La función de memoria llegó por primera vez en 2024, cuando los usuarios podían pedir explícitamente a ChatGPT que recordara determinada información. Más adelante, OpenAI incorporó la posibilidad de que el asistente tuviera en cuenta datos mencionados previamente dentro de una conversación para ofrecer respuestas más personalizadas. Ahora, la compañía da un paso más al hacer que esos recuerdos sintetizados puedan acompañar al usuario en nuevas conversaciones.
Uno de los cambios más importantes está en la continuidad. OpenAI quiere que ChatGPT pueda conservar mejor el hilo de lo que sabe sobre cada usuario, sin que este tenga que volver a explicar siempre lo mismo. Así, si una persona ya ha compartido ciertas preferencias o contexto personal, el asistente podrá utilizar esa información como referencia en interacciones posteriores, siempre que la memoria esté activada.

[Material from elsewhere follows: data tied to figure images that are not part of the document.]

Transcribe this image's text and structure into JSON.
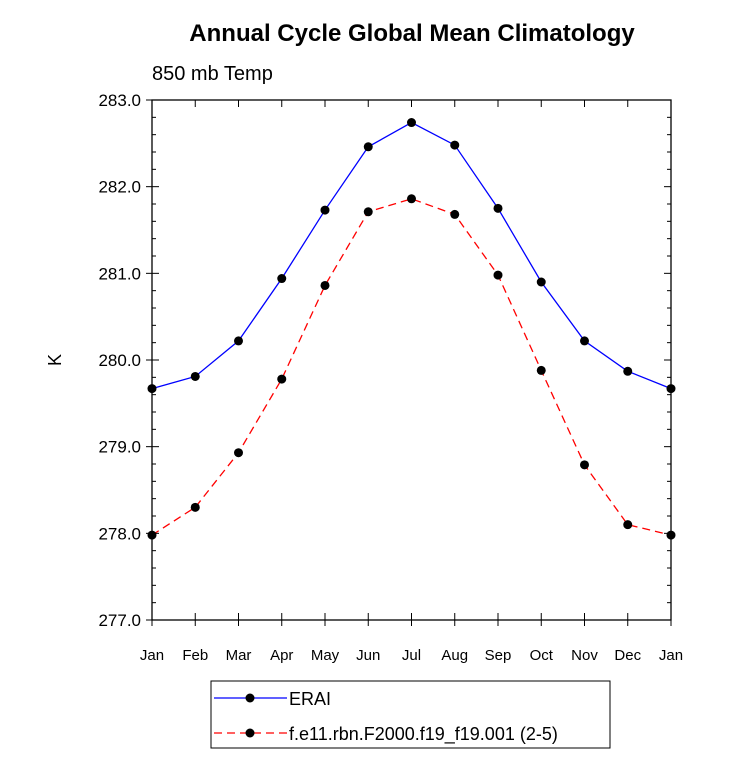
{
  "chart_data": {
    "type": "line",
    "title": "Annual Cycle Global Mean Climatology",
    "subtitle": "850 mb Temp",
    "xlabel": "",
    "ylabel": "K",
    "categories": [
      "Jan",
      "Feb",
      "Mar",
      "Apr",
      "May",
      "Jun",
      "Jul",
      "Aug",
      "Sep",
      "Oct",
      "Nov",
      "Dec",
      "Jan"
    ],
    "ylim": [
      277.0,
      283.0
    ],
    "yticks": [
      "277.0",
      "278.0",
      "279.0",
      "280.0",
      "281.0",
      "282.0",
      "283.0"
    ],
    "grid": false,
    "legend_position": "bottom",
    "series": [
      {
        "name": "ERAI",
        "color": "#0000ff",
        "line_style": "solid",
        "marker": "filled-circle",
        "values": [
          279.67,
          279.81,
          280.22,
          280.94,
          281.73,
          282.46,
          282.74,
          282.48,
          281.75,
          280.9,
          280.22,
          279.87,
          279.67
        ]
      },
      {
        "name": "f.e11.rbn.F2000.f19_f19.001 (2-5)",
        "color": "#ff0000",
        "line_style": "dashed",
        "marker": "filled-circle",
        "values": [
          277.98,
          278.3,
          278.93,
          279.78,
          280.86,
          281.71,
          281.86,
          281.68,
          280.98,
          279.88,
          278.79,
          278.1,
          277.98
        ]
      }
    ]
  }
}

La actualización también mejora la comprensión temporal de la información. Esto significa que ChatGPT podrá distinguir mejor entre datos del pasado, del presente y del futuro. Por ejemplo, si un usuario menciona que hará un viaje en julio, el sistema podrá interpretar ese dato según el momento en el que se produzca la conversación y actualizar el contexto para que las respuestas sean más relevantes.

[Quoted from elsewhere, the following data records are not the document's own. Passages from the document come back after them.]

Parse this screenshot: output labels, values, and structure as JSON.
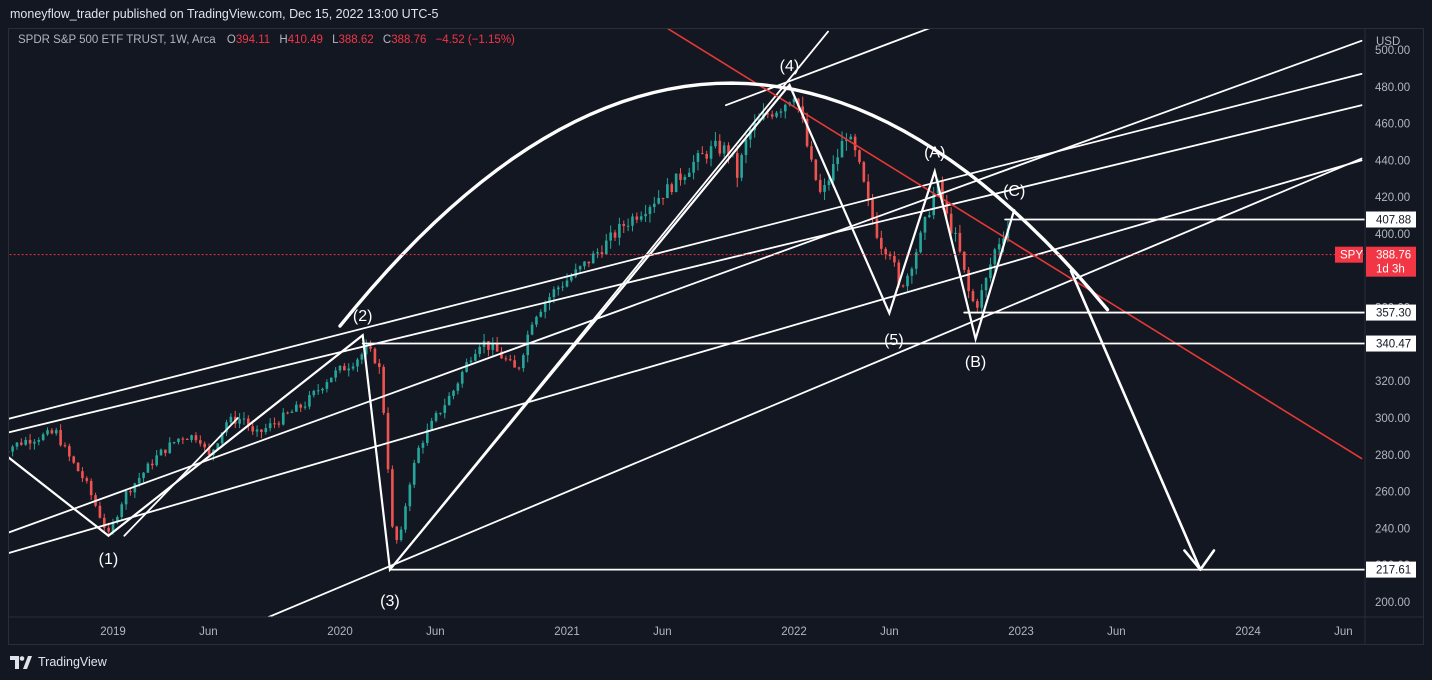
{
  "publisher_line": "moneyflow_trader published on TradingView.com, Dec 15, 2022 13:00 UTC-5",
  "legend": {
    "symbol": "SPDR S&P 500 ETF TRUST, 1W, Arca",
    "open_label": "O",
    "open": "394.11",
    "high_label": "H",
    "high": "410.49",
    "low_label": "L",
    "low": "388.62",
    "close_label": "C",
    "close": "388.76",
    "change": "−4.52 (−1.15%)"
  },
  "footer": {
    "brand": "TradingView"
  },
  "colors": {
    "background": "#131722",
    "up": "#26a69a",
    "down": "#ef5350",
    "price_tag": "#f23645",
    "trendline_red": "#e53935",
    "drawing": "#ffffff"
  },
  "chart_data": {
    "type": "candlestick",
    "title": "SPDR S&P 500 ETF TRUST, 1W, Arca",
    "currency": "USD",
    "ylim": [
      190,
      505
    ],
    "y_ticks": [
      "200.00",
      "220.00",
      "240.00",
      "260.00",
      "280.00",
      "300.00",
      "320.00",
      "340.00",
      "360.00",
      "380.00",
      "400.00",
      "420.00",
      "440.00",
      "460.00",
      "480.00",
      "500.00"
    ],
    "x_ticks": [
      {
        "t": 2019.0,
        "label": "2019"
      },
      {
        "t": 2019.42,
        "label": "Jun"
      },
      {
        "t": 2020.0,
        "label": "2020"
      },
      {
        "t": 2020.42,
        "label": "Jun"
      },
      {
        "t": 2021.0,
        "label": "2021"
      },
      {
        "t": 2021.42,
        "label": "Jun"
      },
      {
        "t": 2022.0,
        "label": "2022"
      },
      {
        "t": 2022.42,
        "label": "Jun"
      },
      {
        "t": 2023.0,
        "label": "2023"
      },
      {
        "t": 2023.42,
        "label": "Jun"
      },
      {
        "t": 2024.0,
        "label": "2024"
      },
      {
        "t": 2024.42,
        "label": "Jun"
      }
    ],
    "price_path": [
      [
        2018.5,
        282
      ],
      [
        2018.62,
        288
      ],
      [
        2018.75,
        292
      ],
      [
        2018.8,
        280
      ],
      [
        2018.88,
        265
      ],
      [
        2018.98,
        236
      ],
      [
        2019.05,
        258
      ],
      [
        2019.2,
        280
      ],
      [
        2019.3,
        290
      ],
      [
        2019.38,
        290
      ],
      [
        2019.42,
        278
      ],
      [
        2019.5,
        298
      ],
      [
        2019.58,
        300
      ],
      [
        2019.62,
        290
      ],
      [
        2019.72,
        298
      ],
      [
        2019.85,
        308
      ],
      [
        2019.95,
        322
      ],
      [
        2020.05,
        330
      ],
      [
        2020.12,
        337
      ],
      [
        2020.17,
        330
      ],
      [
        2020.2,
        295
      ],
      [
        2020.23,
        240
      ],
      [
        2020.26,
        230
      ],
      [
        2020.3,
        262
      ],
      [
        2020.35,
        285
      ],
      [
        2020.42,
        300
      ],
      [
        2020.5,
        315
      ],
      [
        2020.58,
        335
      ],
      [
        2020.62,
        342
      ],
      [
        2020.7,
        335
      ],
      [
        2020.78,
        325
      ],
      [
        2020.85,
        355
      ],
      [
        2020.95,
        370
      ],
      [
        2021.05,
        380
      ],
      [
        2021.15,
        392
      ],
      [
        2021.25,
        405
      ],
      [
        2021.35,
        415
      ],
      [
        2021.45,
        425
      ],
      [
        2021.55,
        438
      ],
      [
        2021.65,
        447
      ],
      [
        2021.72,
        445
      ],
      [
        2021.75,
        432
      ],
      [
        2021.8,
        455
      ],
      [
        2021.88,
        465
      ],
      [
        2021.95,
        470
      ],
      [
        2022.0,
        477
      ],
      [
        2022.03,
        465
      ],
      [
        2022.07,
        440
      ],
      [
        2022.12,
        420
      ],
      [
        2022.17,
        435
      ],
      [
        2022.23,
        455
      ],
      [
        2022.28,
        440
      ],
      [
        2022.33,
        415
      ],
      [
        2022.38,
        395
      ],
      [
        2022.43,
        390
      ],
      [
        2022.46,
        370
      ],
      [
        2022.5,
        378
      ],
      [
        2022.55,
        395
      ],
      [
        2022.6,
        415
      ],
      [
        2022.63,
        428
      ],
      [
        2022.67,
        410
      ],
      [
        2022.72,
        395
      ],
      [
        2022.77,
        368
      ],
      [
        2022.8,
        360
      ],
      [
        2022.84,
        372
      ],
      [
        2022.88,
        390
      ],
      [
        2022.92,
        400
      ],
      [
        2022.95,
        405
      ],
      [
        2022.96,
        388.76
      ]
    ],
    "last_price": "388.76",
    "last_price_symbol": "SPY",
    "last_price_countdown": "1d 3h",
    "horizontal_levels": [
      {
        "value": "407.88",
        "from_t": 2022.93
      },
      {
        "value": "357.30",
        "from_t": 2022.75
      },
      {
        "value": "340.47",
        "from_t": 2020.1
      },
      {
        "value": "217.61",
        "from_t": 2020.22
      }
    ],
    "wave_labels": [
      {
        "text": "(1)",
        "t": 2018.98,
        "price": 236,
        "pos": "below"
      },
      {
        "text": "(2)",
        "t": 2020.1,
        "price": 345,
        "pos": "above"
      },
      {
        "text": "(3)",
        "t": 2020.22,
        "price": 213,
        "pos": "below"
      },
      {
        "text": "(4)",
        "t": 2021.98,
        "price": 481,
        "pos": "above"
      },
      {
        "text": "(5)",
        "t": 2022.44,
        "price": 355,
        "pos": "below"
      },
      {
        "text": "(A)",
        "t": 2022.62,
        "price": 434,
        "pos": "above"
      },
      {
        "text": "(B)",
        "t": 2022.8,
        "price": 343,
        "pos": "below"
      },
      {
        "text": "(C)",
        "t": 2022.97,
        "price": 413,
        "pos": "above"
      }
    ],
    "grid": false,
    "legend_position": "top-left"
  }
}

Además, OpenAI incorporará un resumen de lo que ChatGPT recuerda. De esta forma, los usuarios podrán revisar la información guardada, corregirla o eliminarla cuando lo consideren necesario. También podrán especificar qué temas puede tener en cuenta el asistente y en qué situaciones debe hacerlo, reforzando así el control sobre la personalización.
Esta mejora apunta a una experiencia más cercana y menos repetitiva. La idea no es solo que ChatGPT recuerde más, sino que recuerde mejor: con más contexto, con más precisión temporal y con la posibilidad de que el usuario revise lo que el sistema está utilizando para personalizar sus respuestas.
Por ahora, la nueva memoria está disponible para los usuarios de las suscripciones Plus y Pro en Estados Unidos. OpenAI también prevé extenderla a cuentas gratuitas y usuarios Go en las próximas semanas, una vez que cuente con la capacidad de procesamiento necesaria para escalar la función de forma más eficiente.
Con esta actualización, ChatGPT avanza hacia una relación más continuada con el usuario. El reto estará en encontrar el equilibrio entre personalización y control, para que la memoria ayude de verdad sin que la persona sienta que pierde la capacidad de decidir qué se recuerda y qué no.